Fazia tempo que ela não batia na minha porta. Mas eu sabia que
um dia ela bateria com tanga ou não, pois ela sempre volta.
Eu não gosto de escada pra subir não, ficar subindo escada,
ficar ouvindo alguém subindo a escada, os passos se aproximando. Naquele dia
foi assim, os passos iam inundando o apartamento de qualquer coisa que
desestabilizava que me tirava do chão e me jogava num alto mar.
Eu fiquei como o naufrago, nem lutei contra a correnteza e as
ondas. Engoli água e apressei o mergulho final.
E quando fui atender a porta já era como uma sereia, uma
criatura do mar.
É claro que eu ia botar a tanga na bolsa também. Já no final de
setembro comia cenoura todo dia e castigava nas manhãs com cenoura e bronze,
dourava os meus pelos e fazia tatuagens de rena.
Ela chegou no final de dezembro.
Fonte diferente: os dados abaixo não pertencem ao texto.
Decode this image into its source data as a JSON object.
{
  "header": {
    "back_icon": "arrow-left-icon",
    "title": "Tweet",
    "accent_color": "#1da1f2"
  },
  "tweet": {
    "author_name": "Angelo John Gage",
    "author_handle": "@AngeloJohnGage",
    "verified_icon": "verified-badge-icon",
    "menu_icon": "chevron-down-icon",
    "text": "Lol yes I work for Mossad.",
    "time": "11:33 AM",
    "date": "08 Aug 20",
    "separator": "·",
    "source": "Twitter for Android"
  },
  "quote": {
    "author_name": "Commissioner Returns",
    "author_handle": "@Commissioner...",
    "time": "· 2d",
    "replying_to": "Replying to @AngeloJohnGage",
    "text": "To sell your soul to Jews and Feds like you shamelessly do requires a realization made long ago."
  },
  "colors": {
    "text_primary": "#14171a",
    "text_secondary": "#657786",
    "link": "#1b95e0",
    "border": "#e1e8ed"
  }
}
Eu já estava marrom, pele, cabelo,
corpo, eu estava pronta. E ela? Ela uma Amazona, uma Tuaregue, esguia, solar.
Durou até o final de fevereiro. Não foram só as quatro semanas
de amor de Luan e Vanessa. Houve mais do que isso. Talvez o dobro.
Nos entupíamos de salada de fruta, passávamos o dia a base de sol e picolés, frutas e água. Quando o sol se punha a gente
comia comida mesmo.
O seu Cenoura e Bronze acabou e eu ainda tinha. Ainda tem,
sobrou.
Foda-se. Vou acabar com tudo nesse nosso generoso outono. Vou é
catar conchinhas, essa época dá muita, vou fazer artesanato.
Porque não sou obrigada.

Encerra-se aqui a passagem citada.